If you want to speak about sex in a novel or any "ambitious" writing, today, in the 21st century, you must be explicit. The French author Catherine Millet wrote: "For me, a pornographic book is functional, written to help you to get excited. James's sex scenes are not incidental, they are the meat of the plot, the crux of the conflict, the key to at least one of and possibly both the central characters. In the very act of describing sex as an incidental, you create an excruciating sex scene.

That's why the Bad Sex Award exists, and is so easy to bestow. It is extremely difficult to write a regular story spliced with sex, just as it would be difficult to tell a story interspersed with explicit sexual detail. First, the reason sex scenes are so difficult to write is the gear change, rather than the sex itself. By this reckoning, Fifty Shades is just Mills & Boon for the generation that would once have been embarrassed to be seen reading Mills & Boon. Because erotica is niche to start with, this revolution took longer to reach it, and only now have we loosened up a bit. It's long been acceptable to read the Financial Times and also watch the Eurovision Song contest, read Philip Roth as well as Marian Keyes. Maybe people do that all the time.Ĭonsider, furthermore, the way high culture and low culture have collided. After lunch? When the sun goes down? It seemed a bit random, yet I can see why he'd query the wisdom of summoning a sustained erotic vignette on one's way into work. Where do you stand on erotica in public spaces? Someone in a tube carriage last week with three people reading the paperback (and God knows how many reading it on their Kindles) tweeted, "isn't it a bit early for that sort of thing?" – as though there were an erotica yardarm, and we all knew when it was. It was word of mouth that launched the paperback version on the back of the ebook. The unexpected element is that the shame of erotic fiction is largely in the imagination, and once people had read it, they felt happy to discuss it openly. People who like to trace all new trends back to new technology have offered this explanation – that women who wouldn't be seen dead reading smut on the tube could read it on their Kindle, and this launched a whole world of sales. It must be a bit like being married to someone for 20 years, and suddenly finding out they like fisting. Its popularity has come as a bit of a surprise to publishers, who thought they knew what women wanted. There is a little light spanking in Jilly Cooper ( Octavia, Rivals), and the romance genre (as distinct from chicklit) would be many pages lighter if nobody ever got tied to a bed with a scarf, but this is in a different league.

After 1,600 pages of the stuff, you will too. I've been infected by James's ominous, staccato delivery. This is Fifty Shades of Grey I'm talking about. Steele just wants a regular boyfriend (or does she? Yik yak yik yak).

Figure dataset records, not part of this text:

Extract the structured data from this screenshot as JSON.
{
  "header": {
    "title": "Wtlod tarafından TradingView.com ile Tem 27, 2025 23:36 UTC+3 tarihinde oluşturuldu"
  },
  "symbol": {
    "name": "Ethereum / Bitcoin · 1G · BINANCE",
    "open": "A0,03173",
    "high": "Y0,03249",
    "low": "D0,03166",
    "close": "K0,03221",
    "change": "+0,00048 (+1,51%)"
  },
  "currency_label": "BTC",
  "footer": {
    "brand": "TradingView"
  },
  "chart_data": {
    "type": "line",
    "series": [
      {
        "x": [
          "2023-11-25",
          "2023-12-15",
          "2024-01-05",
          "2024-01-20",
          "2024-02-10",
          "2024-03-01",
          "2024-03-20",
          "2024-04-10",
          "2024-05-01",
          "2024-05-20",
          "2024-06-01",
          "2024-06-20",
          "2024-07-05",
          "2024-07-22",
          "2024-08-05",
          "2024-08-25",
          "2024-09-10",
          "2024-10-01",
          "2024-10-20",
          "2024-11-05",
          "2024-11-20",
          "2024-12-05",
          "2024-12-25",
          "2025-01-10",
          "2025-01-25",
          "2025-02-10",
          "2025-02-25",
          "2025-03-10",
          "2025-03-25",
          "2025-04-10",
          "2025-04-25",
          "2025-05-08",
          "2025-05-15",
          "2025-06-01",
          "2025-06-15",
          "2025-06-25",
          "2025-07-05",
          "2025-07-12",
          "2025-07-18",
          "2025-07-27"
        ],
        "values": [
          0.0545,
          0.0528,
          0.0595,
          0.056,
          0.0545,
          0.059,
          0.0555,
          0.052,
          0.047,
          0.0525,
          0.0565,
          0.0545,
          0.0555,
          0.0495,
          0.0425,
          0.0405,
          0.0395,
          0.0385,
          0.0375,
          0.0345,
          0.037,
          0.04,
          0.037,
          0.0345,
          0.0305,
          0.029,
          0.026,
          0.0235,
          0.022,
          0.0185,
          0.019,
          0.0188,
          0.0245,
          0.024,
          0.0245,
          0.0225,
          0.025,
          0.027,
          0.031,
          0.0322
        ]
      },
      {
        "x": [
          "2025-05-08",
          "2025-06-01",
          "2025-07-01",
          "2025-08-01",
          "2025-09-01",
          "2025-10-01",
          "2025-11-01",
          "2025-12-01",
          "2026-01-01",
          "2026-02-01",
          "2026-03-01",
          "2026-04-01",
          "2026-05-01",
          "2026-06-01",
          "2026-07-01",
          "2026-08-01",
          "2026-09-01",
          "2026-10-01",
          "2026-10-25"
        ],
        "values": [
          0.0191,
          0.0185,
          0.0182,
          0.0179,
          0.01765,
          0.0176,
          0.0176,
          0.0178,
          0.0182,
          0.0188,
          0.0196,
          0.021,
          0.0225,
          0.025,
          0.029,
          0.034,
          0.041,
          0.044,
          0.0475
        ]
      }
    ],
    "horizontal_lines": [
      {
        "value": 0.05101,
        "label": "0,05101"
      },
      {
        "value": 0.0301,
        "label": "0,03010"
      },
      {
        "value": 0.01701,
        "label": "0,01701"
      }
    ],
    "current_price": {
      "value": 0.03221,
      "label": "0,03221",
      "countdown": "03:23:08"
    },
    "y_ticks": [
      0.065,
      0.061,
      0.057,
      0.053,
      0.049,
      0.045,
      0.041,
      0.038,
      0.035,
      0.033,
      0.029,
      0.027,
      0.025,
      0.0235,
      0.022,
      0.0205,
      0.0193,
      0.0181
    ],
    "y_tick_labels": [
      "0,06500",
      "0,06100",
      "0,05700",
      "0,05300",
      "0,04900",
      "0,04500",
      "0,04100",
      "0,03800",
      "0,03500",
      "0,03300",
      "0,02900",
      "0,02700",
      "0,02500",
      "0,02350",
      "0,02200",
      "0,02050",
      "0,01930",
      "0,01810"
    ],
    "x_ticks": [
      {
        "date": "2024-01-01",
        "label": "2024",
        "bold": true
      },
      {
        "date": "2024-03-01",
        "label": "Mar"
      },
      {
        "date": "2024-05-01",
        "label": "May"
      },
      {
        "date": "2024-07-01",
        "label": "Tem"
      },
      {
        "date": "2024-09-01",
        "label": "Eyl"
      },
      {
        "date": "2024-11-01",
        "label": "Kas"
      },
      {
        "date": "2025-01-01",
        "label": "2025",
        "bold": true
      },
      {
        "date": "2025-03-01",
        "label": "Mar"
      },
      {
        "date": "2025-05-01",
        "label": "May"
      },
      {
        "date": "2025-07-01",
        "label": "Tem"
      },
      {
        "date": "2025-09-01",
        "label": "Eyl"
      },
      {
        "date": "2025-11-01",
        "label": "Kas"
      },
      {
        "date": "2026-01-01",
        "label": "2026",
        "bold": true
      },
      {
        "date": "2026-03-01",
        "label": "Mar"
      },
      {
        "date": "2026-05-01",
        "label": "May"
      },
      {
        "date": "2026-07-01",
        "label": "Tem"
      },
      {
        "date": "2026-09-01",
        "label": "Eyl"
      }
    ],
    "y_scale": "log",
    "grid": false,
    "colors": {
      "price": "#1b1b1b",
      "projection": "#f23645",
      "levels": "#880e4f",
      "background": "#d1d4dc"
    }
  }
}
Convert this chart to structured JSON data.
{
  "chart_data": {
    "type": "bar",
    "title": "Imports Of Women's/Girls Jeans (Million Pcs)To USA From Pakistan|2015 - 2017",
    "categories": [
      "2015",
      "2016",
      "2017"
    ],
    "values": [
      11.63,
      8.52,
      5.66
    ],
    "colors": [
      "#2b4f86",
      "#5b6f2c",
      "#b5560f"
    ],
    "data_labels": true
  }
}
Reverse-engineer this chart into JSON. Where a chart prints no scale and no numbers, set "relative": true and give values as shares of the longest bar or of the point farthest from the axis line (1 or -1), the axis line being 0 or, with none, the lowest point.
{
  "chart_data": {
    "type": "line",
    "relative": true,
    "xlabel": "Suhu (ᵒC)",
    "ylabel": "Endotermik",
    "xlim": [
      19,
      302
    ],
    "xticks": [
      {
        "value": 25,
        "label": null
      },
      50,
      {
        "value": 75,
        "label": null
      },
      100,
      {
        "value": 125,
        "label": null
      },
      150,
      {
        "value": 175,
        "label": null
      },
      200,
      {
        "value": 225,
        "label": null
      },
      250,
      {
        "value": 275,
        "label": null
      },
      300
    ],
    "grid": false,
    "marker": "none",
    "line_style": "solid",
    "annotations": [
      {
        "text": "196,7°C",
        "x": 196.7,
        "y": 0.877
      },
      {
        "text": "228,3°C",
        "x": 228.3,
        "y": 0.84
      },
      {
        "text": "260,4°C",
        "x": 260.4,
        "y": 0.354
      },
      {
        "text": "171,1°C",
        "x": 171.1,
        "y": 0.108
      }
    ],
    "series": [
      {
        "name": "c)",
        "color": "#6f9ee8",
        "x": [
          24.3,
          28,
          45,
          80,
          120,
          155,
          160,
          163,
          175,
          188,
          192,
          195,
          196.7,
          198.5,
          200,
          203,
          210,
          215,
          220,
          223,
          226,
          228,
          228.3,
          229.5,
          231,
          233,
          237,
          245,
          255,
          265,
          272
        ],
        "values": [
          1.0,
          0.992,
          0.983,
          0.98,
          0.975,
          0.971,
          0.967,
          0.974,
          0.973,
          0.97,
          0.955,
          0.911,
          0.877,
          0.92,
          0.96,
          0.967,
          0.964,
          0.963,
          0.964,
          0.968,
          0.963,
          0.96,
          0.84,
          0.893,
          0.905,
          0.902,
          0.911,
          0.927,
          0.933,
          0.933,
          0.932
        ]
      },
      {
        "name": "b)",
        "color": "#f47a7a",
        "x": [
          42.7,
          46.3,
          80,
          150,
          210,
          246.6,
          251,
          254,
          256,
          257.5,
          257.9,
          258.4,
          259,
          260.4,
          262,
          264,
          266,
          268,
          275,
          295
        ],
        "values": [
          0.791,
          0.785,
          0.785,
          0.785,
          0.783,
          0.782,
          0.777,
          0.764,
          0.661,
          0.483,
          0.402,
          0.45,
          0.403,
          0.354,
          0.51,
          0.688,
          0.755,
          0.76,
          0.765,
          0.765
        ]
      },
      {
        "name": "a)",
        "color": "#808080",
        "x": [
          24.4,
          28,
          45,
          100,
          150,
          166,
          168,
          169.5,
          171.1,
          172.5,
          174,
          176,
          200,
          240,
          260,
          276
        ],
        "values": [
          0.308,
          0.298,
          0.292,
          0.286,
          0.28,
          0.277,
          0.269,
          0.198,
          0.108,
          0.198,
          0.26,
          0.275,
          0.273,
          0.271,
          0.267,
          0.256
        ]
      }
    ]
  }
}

Here, her voice is quite different: meticulous, inventive, radical and conflicted Grey is only interested in a dominant/submissive relationship (with these "hard limits" – no fire, no faeces, no blood loss, no gynaecological instruments, no children or animals, no permanent disfigurement, no breath control and no direct electricity – I paraphrase for brevity). James writes as though she's late for a meeting with a sex scene. In normal circumstances, it would be lazy, but here, it is more like a shorthand. Is it his looks? His civility? Wealth? Power?" Yuh huh.
Third 50 shades of grey book drivers#
The narrative drivers are pretty slack – improbable dialogue ("I'm a very wealthy man, Miss Steele, and I have expensive and absorbing hobbies") lame characterisation irritating tics (a constant war between Steele's "subconscious", which is always fainting or putting on half-moon glasses, and her "inner goddess", who is forever pouting and stamping) and an internal monologue that goes like this … "Holy hell, he's hot!" "No man has ever affected me the way Christian Grey has, and I cannot fathom why. The trilogy features Anastasia Steele, who falls in love with Christian Grey, a troubled young billionaire who likes sex only if he can accompany it with quite formal, stylised corporal punishment. But its content is, of course, rather adult. By which they mean "it's the fastest-selling novel of all time that isn't Harry Potter". It's the fastest selling adult novel of all time. There's just been an extra print run for the UK market, to meet demand: 2.75 million copies. In the UK, it's the fastest-selling book ever in both physical and ebook incarnations.

I t's pointless to deny that there's something going on here: EL James has now sold 4 million copies of her Fifty Shades of Grey trilogy via her UK publisher, Random House, to add to the 15 million (it beggars belief) that have been shifted in the US and Canada.